I had gotten onto the subway, off on my usual forty-minute commute downtown. It’s a Thursday, which I personally consider to be the worst day of the week. It’s day four, the week is dragging along, but you still don’t quite yet have the weekend to look forward to yet. Everyone’s grumpy and short-tempered on Thursdays.
I got onto the train with no problems, taking a seat between some young punk, dressed in a leather jacket covered in patches and sporting purple and black spiked hair, and an older man with a thin shock of white hair behind his ears. Both of them begrudgingly made room for me, just one more middle-aged guy in a business suit, headed off to a long day’s work in a stuffy office somewhere.

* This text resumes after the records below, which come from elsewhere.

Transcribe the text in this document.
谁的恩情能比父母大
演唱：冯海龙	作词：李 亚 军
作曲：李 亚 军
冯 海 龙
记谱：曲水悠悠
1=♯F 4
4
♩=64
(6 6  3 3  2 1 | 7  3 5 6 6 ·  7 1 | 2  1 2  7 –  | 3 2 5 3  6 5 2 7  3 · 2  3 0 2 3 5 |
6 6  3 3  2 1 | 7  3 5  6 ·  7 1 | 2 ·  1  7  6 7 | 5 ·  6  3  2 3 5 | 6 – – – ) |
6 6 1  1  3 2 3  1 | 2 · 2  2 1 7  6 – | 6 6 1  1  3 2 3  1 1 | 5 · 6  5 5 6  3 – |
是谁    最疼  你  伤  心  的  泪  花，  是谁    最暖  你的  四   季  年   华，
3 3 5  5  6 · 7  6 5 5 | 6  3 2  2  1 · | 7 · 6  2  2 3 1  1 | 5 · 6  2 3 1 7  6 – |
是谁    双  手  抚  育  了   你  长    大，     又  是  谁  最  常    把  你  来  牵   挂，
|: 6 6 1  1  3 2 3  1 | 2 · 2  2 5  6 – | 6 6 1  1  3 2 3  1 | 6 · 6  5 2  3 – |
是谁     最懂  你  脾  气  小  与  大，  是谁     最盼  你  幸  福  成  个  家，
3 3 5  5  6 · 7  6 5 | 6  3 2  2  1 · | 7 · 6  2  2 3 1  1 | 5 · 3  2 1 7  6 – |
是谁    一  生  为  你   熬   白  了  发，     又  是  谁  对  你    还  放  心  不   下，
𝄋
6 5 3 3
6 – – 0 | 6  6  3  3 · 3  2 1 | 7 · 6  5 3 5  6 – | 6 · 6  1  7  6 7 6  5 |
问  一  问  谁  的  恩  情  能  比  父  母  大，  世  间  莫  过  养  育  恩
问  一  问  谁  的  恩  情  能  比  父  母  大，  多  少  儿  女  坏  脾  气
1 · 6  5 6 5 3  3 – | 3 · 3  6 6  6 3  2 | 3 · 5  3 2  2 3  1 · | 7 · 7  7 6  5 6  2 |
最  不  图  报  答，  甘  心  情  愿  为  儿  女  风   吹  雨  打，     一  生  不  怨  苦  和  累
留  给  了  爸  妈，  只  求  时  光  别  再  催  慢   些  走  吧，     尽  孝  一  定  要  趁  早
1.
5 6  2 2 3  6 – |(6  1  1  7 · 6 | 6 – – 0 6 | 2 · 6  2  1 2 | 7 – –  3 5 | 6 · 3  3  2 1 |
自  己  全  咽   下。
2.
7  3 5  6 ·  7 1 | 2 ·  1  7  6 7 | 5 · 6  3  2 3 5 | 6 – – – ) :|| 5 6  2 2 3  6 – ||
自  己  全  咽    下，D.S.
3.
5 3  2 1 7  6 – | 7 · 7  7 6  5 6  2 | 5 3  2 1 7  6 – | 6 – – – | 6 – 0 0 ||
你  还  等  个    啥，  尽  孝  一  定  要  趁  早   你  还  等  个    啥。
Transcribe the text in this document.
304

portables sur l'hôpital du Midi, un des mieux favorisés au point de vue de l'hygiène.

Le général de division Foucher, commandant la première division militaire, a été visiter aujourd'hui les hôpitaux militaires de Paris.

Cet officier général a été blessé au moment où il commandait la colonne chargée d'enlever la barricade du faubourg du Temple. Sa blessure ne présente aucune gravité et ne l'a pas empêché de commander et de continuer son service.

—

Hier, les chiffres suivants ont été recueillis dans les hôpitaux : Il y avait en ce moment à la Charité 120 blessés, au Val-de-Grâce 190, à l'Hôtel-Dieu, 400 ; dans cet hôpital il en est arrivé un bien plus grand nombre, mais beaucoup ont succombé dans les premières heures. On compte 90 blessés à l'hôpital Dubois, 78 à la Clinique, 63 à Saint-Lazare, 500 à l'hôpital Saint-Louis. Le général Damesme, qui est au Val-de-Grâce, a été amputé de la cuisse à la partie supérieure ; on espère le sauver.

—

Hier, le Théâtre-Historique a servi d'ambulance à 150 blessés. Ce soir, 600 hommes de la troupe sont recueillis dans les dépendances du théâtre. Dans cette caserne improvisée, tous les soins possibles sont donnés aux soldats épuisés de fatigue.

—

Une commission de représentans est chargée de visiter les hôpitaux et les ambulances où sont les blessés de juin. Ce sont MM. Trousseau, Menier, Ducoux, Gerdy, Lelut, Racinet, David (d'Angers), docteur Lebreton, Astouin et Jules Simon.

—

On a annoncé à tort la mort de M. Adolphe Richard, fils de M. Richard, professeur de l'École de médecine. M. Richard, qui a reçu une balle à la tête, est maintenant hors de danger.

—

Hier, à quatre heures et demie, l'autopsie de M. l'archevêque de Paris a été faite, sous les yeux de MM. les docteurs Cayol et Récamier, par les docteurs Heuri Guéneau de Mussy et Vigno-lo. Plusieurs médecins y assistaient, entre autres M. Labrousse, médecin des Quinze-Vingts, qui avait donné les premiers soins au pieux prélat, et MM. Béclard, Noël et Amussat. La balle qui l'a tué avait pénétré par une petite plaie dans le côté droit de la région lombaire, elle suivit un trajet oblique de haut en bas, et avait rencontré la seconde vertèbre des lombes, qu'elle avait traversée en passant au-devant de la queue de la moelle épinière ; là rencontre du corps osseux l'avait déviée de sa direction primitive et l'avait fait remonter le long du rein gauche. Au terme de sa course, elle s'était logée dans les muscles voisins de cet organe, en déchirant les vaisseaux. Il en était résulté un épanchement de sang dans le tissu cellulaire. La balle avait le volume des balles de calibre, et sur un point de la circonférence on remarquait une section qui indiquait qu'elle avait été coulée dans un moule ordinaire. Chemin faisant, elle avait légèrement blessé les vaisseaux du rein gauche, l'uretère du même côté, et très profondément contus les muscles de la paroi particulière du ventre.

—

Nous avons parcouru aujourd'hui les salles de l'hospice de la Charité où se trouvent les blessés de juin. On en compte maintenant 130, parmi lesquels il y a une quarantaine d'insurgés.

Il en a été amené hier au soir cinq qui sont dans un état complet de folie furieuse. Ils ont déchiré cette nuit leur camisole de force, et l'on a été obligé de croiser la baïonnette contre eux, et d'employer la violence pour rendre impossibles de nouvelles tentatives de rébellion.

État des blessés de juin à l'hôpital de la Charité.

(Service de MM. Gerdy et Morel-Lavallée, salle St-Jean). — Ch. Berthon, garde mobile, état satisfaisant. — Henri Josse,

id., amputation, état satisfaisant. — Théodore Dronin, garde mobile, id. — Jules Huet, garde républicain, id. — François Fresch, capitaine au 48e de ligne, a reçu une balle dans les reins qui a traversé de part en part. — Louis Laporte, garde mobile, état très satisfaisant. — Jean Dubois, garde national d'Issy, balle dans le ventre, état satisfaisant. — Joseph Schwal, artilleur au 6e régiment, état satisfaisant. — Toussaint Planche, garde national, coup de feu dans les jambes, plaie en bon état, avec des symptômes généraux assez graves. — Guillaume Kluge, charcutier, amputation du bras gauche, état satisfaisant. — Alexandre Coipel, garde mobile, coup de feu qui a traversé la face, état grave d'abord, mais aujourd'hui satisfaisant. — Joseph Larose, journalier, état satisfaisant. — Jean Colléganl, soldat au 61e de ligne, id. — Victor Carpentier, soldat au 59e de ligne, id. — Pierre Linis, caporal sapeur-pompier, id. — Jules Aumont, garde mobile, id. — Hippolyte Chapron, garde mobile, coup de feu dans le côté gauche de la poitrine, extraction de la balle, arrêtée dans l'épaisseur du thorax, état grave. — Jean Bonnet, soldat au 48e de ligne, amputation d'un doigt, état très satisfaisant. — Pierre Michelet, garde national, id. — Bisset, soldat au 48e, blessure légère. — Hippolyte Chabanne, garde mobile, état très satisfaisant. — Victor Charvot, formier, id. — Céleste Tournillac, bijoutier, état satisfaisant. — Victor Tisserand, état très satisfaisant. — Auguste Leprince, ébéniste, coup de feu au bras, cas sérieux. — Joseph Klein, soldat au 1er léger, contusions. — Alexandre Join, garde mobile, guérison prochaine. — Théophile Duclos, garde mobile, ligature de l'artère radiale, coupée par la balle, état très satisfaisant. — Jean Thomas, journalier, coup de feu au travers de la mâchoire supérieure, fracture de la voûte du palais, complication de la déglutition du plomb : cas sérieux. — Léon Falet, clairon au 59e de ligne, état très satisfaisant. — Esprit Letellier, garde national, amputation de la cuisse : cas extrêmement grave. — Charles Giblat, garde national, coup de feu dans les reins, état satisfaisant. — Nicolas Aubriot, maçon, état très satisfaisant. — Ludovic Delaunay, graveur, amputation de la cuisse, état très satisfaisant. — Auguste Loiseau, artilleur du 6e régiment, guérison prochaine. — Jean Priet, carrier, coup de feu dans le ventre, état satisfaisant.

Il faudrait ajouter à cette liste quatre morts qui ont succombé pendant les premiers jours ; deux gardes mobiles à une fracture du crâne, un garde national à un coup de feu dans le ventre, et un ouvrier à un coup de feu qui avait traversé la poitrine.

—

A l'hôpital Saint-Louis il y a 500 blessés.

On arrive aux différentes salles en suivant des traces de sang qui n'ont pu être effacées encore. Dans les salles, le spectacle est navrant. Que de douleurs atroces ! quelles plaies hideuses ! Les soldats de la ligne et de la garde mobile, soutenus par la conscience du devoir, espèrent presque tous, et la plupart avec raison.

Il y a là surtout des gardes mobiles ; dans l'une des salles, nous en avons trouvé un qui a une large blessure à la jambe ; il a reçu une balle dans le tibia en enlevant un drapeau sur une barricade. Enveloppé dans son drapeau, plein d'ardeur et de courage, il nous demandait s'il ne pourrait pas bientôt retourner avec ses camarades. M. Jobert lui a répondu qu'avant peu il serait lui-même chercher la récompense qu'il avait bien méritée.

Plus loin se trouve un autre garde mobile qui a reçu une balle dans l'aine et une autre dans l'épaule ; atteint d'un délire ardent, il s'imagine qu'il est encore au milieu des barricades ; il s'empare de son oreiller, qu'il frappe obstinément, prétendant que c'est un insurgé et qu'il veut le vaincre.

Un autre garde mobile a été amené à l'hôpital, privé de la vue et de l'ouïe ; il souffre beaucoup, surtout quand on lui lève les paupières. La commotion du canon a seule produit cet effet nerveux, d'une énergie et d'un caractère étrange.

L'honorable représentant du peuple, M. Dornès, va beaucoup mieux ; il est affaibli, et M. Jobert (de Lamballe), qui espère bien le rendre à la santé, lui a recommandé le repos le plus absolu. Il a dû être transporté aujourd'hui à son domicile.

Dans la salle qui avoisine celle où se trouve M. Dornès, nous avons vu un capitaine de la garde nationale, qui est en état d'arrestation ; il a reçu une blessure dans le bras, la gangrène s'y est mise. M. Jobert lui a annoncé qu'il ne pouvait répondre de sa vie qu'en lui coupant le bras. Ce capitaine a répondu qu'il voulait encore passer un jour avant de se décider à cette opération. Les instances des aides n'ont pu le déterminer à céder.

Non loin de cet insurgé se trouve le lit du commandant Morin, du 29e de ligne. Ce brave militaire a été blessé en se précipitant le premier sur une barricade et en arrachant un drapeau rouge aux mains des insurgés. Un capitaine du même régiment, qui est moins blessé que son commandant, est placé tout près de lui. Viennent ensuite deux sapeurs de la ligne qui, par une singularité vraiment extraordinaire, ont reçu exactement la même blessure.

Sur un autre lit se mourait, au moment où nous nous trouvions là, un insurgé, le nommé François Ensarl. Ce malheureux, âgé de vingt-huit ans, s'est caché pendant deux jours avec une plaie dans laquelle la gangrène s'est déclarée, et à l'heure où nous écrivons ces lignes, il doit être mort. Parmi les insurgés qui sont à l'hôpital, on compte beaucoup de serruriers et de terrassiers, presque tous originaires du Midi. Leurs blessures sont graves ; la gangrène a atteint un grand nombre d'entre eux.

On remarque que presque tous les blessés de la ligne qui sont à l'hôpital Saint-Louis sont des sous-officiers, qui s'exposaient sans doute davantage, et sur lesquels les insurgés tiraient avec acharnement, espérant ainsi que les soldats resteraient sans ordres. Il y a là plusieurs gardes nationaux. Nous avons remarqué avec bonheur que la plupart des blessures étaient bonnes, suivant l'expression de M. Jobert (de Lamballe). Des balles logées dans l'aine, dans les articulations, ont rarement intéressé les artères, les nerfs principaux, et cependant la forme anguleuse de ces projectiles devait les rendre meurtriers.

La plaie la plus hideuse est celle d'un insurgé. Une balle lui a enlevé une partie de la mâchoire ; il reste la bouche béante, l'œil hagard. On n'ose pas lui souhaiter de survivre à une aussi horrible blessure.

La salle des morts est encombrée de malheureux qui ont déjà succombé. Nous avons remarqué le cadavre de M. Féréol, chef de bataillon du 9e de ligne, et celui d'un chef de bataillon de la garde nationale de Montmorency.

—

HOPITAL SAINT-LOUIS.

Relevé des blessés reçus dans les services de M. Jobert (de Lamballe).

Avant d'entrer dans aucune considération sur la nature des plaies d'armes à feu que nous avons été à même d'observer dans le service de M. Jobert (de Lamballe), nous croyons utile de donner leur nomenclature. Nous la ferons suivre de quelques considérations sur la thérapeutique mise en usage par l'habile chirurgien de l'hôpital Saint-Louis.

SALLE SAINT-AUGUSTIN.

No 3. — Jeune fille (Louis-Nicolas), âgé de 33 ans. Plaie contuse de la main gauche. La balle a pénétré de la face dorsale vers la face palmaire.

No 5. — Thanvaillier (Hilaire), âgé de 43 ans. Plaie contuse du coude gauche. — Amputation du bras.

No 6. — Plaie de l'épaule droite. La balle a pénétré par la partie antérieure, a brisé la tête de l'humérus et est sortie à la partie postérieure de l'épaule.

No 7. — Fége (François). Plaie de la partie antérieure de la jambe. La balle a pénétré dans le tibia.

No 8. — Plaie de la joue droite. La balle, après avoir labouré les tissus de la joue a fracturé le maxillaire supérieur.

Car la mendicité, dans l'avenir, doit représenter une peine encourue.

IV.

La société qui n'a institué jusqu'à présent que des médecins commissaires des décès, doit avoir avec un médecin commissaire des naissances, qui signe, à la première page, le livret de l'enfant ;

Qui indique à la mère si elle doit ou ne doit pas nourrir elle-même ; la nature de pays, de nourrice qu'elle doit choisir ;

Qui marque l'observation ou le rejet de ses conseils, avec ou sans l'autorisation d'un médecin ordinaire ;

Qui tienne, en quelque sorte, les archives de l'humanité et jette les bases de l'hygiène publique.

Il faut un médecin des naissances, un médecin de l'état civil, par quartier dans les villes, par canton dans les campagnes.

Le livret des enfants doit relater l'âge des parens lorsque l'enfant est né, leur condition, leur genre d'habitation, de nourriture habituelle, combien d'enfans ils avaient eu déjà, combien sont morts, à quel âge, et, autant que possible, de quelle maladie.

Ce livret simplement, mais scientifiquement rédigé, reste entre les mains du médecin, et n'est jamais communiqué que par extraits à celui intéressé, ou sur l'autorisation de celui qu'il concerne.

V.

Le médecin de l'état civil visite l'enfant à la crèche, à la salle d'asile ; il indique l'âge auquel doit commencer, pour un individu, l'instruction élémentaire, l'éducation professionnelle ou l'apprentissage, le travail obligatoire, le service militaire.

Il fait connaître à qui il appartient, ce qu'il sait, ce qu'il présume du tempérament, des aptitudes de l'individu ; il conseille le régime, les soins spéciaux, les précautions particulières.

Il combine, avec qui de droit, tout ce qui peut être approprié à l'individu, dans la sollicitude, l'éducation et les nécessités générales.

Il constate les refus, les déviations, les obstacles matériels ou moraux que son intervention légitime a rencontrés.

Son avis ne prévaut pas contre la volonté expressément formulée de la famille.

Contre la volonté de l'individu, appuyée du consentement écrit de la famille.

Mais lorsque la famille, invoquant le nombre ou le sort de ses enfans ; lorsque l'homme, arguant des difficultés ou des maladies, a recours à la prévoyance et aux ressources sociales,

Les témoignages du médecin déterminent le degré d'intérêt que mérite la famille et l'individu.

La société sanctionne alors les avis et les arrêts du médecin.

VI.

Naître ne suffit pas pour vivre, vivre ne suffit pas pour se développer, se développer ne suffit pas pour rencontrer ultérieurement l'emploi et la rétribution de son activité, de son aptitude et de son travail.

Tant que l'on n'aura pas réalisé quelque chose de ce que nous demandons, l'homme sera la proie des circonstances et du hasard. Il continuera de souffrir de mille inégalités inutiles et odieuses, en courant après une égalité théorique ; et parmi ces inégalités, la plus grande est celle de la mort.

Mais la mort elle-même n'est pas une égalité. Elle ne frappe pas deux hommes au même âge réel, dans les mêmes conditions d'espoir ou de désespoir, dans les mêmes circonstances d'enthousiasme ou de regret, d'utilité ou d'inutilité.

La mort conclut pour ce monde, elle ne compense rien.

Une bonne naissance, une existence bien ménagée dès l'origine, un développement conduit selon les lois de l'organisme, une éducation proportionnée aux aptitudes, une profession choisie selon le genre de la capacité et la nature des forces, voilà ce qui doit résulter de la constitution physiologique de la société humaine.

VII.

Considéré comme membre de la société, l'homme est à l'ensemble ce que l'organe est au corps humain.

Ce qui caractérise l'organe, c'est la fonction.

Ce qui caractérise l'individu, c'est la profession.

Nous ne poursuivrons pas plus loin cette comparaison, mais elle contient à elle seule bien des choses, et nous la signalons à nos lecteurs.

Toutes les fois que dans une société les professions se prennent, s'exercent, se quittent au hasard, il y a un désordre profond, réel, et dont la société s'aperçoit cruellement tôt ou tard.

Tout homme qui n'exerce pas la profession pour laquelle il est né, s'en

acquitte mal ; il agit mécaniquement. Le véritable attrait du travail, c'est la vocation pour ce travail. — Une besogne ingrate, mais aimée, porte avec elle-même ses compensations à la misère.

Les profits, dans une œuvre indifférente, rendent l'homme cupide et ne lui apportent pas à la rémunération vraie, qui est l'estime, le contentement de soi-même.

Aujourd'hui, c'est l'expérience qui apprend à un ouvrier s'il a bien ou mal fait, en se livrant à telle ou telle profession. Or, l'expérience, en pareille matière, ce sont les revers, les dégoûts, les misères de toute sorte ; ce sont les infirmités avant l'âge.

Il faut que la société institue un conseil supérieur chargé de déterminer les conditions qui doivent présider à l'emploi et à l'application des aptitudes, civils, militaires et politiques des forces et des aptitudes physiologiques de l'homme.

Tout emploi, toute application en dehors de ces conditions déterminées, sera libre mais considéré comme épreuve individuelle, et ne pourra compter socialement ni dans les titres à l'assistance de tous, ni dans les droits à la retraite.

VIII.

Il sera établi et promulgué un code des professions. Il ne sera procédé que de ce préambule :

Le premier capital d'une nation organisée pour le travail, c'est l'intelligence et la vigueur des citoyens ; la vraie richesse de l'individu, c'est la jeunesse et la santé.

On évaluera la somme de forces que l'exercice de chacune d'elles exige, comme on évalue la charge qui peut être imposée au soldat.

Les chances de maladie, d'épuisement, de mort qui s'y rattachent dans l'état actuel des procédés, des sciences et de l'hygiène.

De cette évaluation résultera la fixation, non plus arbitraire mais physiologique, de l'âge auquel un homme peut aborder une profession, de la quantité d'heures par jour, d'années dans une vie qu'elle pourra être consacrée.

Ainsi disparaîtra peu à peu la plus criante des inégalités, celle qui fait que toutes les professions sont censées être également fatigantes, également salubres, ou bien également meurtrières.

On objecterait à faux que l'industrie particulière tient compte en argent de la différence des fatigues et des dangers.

About fifteen minutes later, however, stuck halfway between a couple of stations, the train began to unexpectedly slow down. We all glanced up from our distractions. I had been leafing through a couple financial documents without much interest, but now looked up, as did the other passengers. I took this chance to glance around.
For a weekday morning, my compartment was surprisingly empty. Aside from the young punk and the old man, there was also a brown-haired woman who looked to be about my age, similarly dressed in a pantsuit. A young man, probably in his mid to late twenties, was lounging across a seat, dressed in slacks and a polo. A very old woman was sitting uncomfortably in the handicapped seats, a cane leaning against the plastic next to her. As the car slowed down, coming to a stop in the darkness, they all looked up, unsure of what was happening.
A moment later, we heard the metallic rattle of the PA system. “Sorry, folks, but it looks like there’s a bit of traffic up on the station ahead,” came an indeterminate male voice, not sounding very sorry at all. “We’ll be sitting here a few minutes.” Click. The voice ended without offering any further details.
“Great. Now I’m going to be late. Just frickin’ great.” To my surprise, this loud complaint was voiced sourly by the old woman, still rocking slightly on the bench.
“You? Last week, my boss caught me sneaking in late.” The woman who looked about my age was speaking. “If he catches me late again, I’m going to be fired. Fired! Can you imagine finding another job? In this economy?” Her voice was rising, beginning to approach panic. The young man in the slacks and polo leaned forward and gave her an uncomfortable pat on the shoulder.
“So what? I’m gonna be late for my date!” shot back the punk kid with the brightly colored hair. He caught me rolling my eyes, and withdrew slightly. “Matters to me,” he muttered to himself.
“Hey, I’m in just the same situation,” I pointed out, trying to keep my tone reasonable. “The only thing worse than having to work is being late for work, I’m telling you.”
The older man next to me snorted. “I’m supposed to be going to see my daughter-in-law for her birthday,” he informed the cabin loudly. “And she’s going to rip my head off. She’s never liked me.”
“At least she’ll still be there!” the middle-aged woman yelled. “I might not have a job to come back to!”
“I’m late for a hospital appointment!” the old woman screeched.
“Screw that! I’ve already been demoted down to guardian angel, and if I don’t get to my assigned human, I’m going to be busted all the way down to freaking cherub!”
We all turned. The young man in the slacks and polo was standing up. As we all stared at him, open-mouthed, he slapped his hands over his mouth, his eyes going wide.